Listen Up, Eric: ‘Doing it Right’ Means Signing a Pact With NYC’s Doctors!
By Bob Hennelly
Dozens of attending physicians with Doctors Council SEIU made the trip up to Gracie Mansion this week to deliver a petition signed by over 1,000 of their colleagues to Mayor Eric Adams, warning that a lapsed contract is undermining recruitment and retention of staff. This, the union maintains, has further created gaps in staffing that undermines the quality and continuity of healthcare NYC Health + Hospitals.
A strike is possible by at least 2,000 of the physicians who care for H+H patients and are not subject to New York State’s Taylor Law—because they are actually affiliated with entities including the Physician Affiliate Group of New York and Mount Sinai.
"The New York City Public Health System is dependent upon a physician workforce that is mission-driven and devoted to providing care to the population which we serve,” said Dr. Steven Hahn, Internist at Jacobi Medical and member of Doctors Council SEIU. “We are proud to work in the nation’s largest public hospital system and provide care for all New Yorkers regardless of their status and ability to pay. Some of us have made H+H our home for decades. But the promise of our dedicated doctors is going unfulfilled because of the persistent inability to recruit and retain the physician workforce we need.”
The Doctors Council SEIU stresses that it has held multiple rallies across three boroughs, where members have highlighted “critical issues such as understaffed emergency rooms on evenings and weekends, prolonged delays in necessary surgeries, department closures, and significant backlogs for routine patient check-ups.”
"We have large staffing shortages in every hospital and several of the mayoral agencies,” said Dr. Jasmeet Sandhu, a physician at Mt. Sinai Elmhurst Hospital and member of Doctors Council SEIU. “Health and Hospitals relies on Locum Tenens doctors to cover the big gaps that should be filled by longterm dedicated physicians. An increase in patient volume, high turnover, and physician burnout are all compounding this problem. This affects all New Yorkers, not just the frontline doctors of Doctors Council. This crisis has direct negative impacts on our patients—Mayor Adam’s constituents.”
The Doctors Council SEIU contract expired in August of last year, and was extended until July 31.
According to Dr. Damien Archbold, the failure by the municipal hospital system to address the staffing crisis is making the existing racial disparities in healthcare even more pronounced. In the borough of Queens, site of H+HC’s Elmhurst Hospital, that was so hard hit during COVID, the ratio of residents to a hospital bed is 1.5 beds per thousand. ”In Manhattan that ratio is 6.4 beds per 1,000,” Dr. Archbold said on WBAI.

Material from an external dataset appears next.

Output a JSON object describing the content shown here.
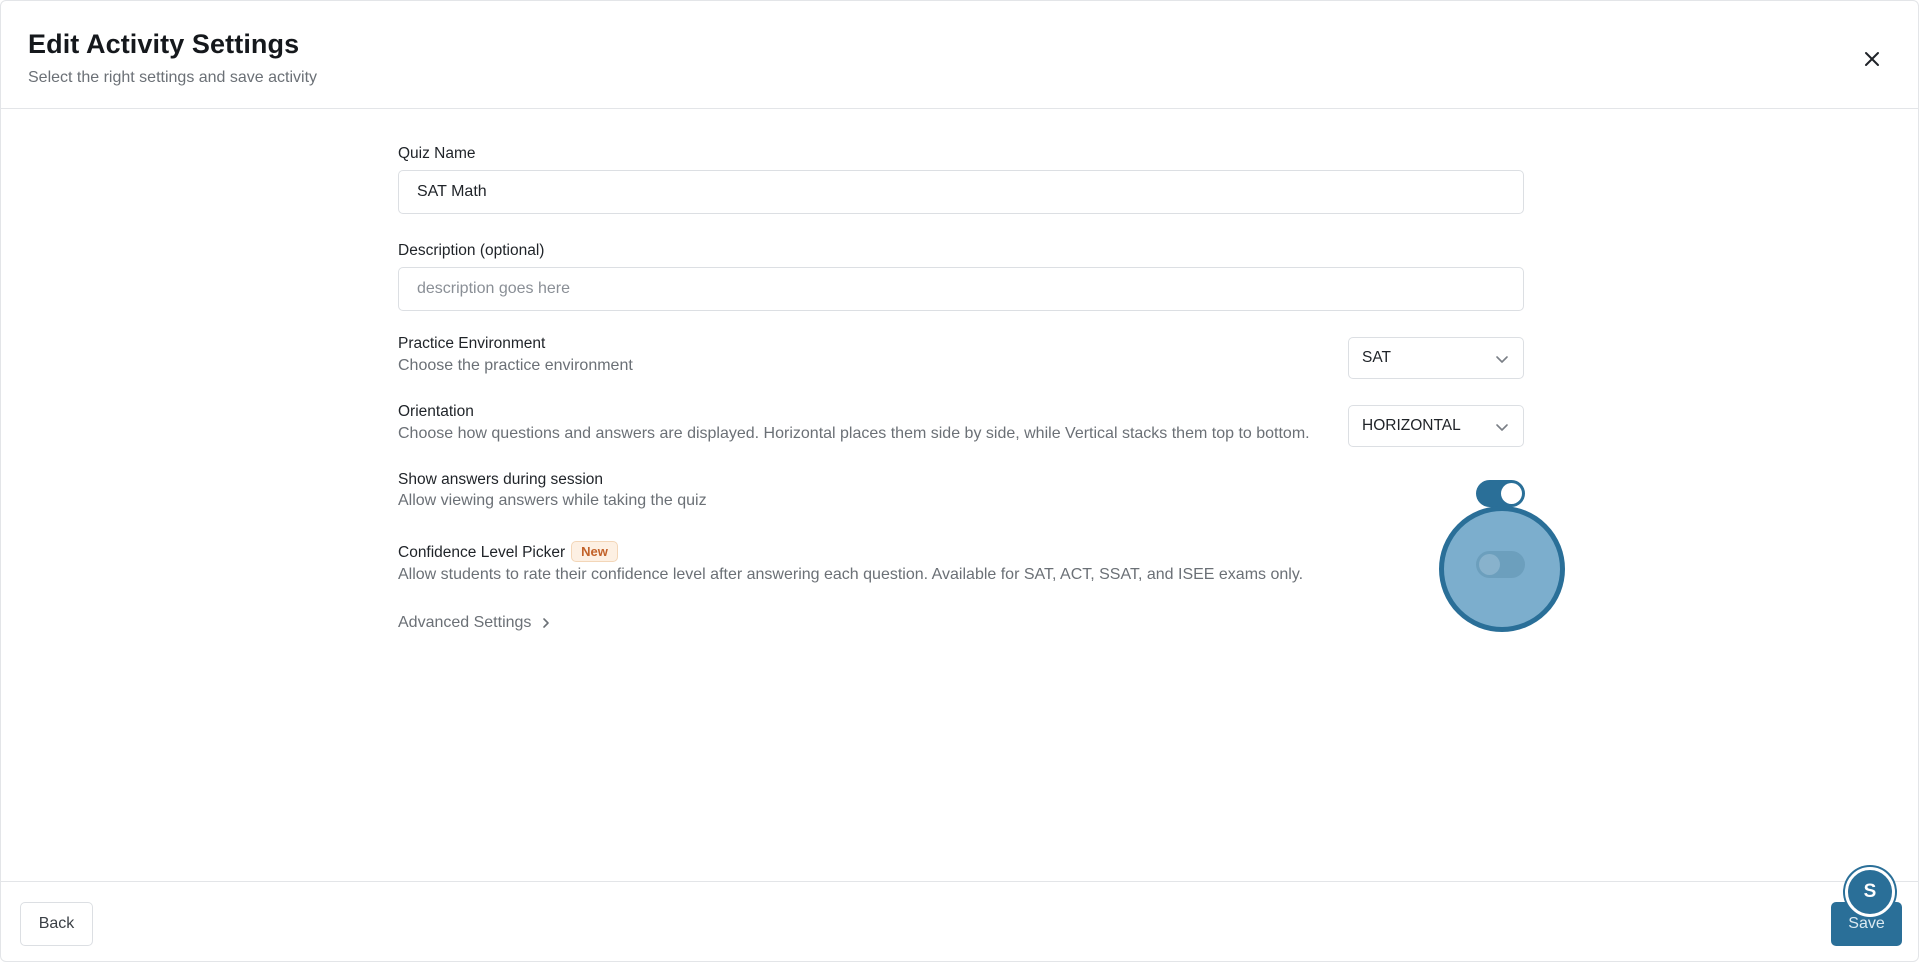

Work-Bites raised the union’s concerns at the mayor’s Tuesday press conference, highlighting how the expired contract has led to a retention and recruitment crisis at the very same time the city is experiencing a 20-percent increase in emergency room visits and admissions, as well as a surging immigrant population in dire need of health care.
“We have to give them a contract,” Mayor Adams said. “You guys know how I feel about settling contracts for city employees. We've done one-hundred-percent of our union contracts. I think we're up to ninety-six-percent of the others. No one has done it better…getting these contracts settled and we're getting ninety-six, ninety-seven-percent ratification rate. We have been able to settle the contract of our ferry boat operators after 13 years, our police officers. I think over eight years, DC 37 members…what we have been able to do with them.”

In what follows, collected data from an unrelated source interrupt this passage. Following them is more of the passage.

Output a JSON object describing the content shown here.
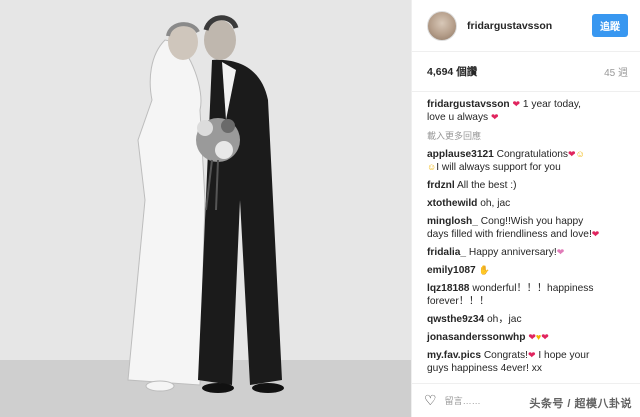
{
  "post": {
    "username": "fridargustavsson",
    "follow_label": "追蹤",
    "views": "4,694 個讚",
    "time": "45 週"
  },
  "caption": {
    "user": "fridargustavsson",
    "text_1": " 1 year today,",
    "text_2": "love u always "
  },
  "load_more": "載入更多回應",
  "comments": [
    {
      "user": "applause3121",
      "text": " Congratulations",
      "text2": "I will always support for you"
    },
    {
      "user": "frdznl",
      "text": " All the best :)"
    },
    {
      "user": "xtothewild",
      "text": " oh, jac"
    },
    {
      "user": "minglosh_",
      "text": " Cong!!Wish you happy",
      "text2": "days filled with friendliness and love!"
    },
    {
      "user": "fridalia_",
      "text": " Happy anniversary!"
    },
    {
      "user": "emily1087",
      "text": " "
    },
    {
      "user": "lqz18188",
      "text": " wonderful！！！happiness",
      "text2": "forever！！！"
    },
    {
      "user": "qwsthe9z34",
      "text": " oh，jac"
    },
    {
      "user": "jonasanderssonwhp",
      "text": " "
    },
    {
      "user": "my.fav.pics",
      "text": " Congrats!",
      "text2": " I hope your",
      "text3": "guys happiness 4ever! xx"
    }
  ],
  "footer": {
    "placeholder": "留言……"
  },
  "watermark": "头条号 / 超模八卦说",
  "icons": {
    "heart": "heart-icon",
    "like": "like-icon"
  },
  "colors": {
    "accent": "#3897f0",
    "heart": "#e0245e"
  }
}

The mayor continued, “So, we get it. We need our doctors—and particularly in our Health + Hospital system. [Office of Labor Relations Commissioner] Renee [Campion] is a champion. She does it right; she protects our city's dollars. But she also knows that we want to be fair to our city employees, and we're going to do it. It's going to be done.”
In a follow up, Work-Bites asked the Mayor Adams if the federal government should be required to cover the cost of newly-arrived immigrants to the United States.
“Yes, that's interesting,” Adams said. “I was just talking to someone the other day, and I think the federal government not only should be playing a role in our healthcare…but I'll tell you another place they should be playing a role…they should be playing a role in public safety.”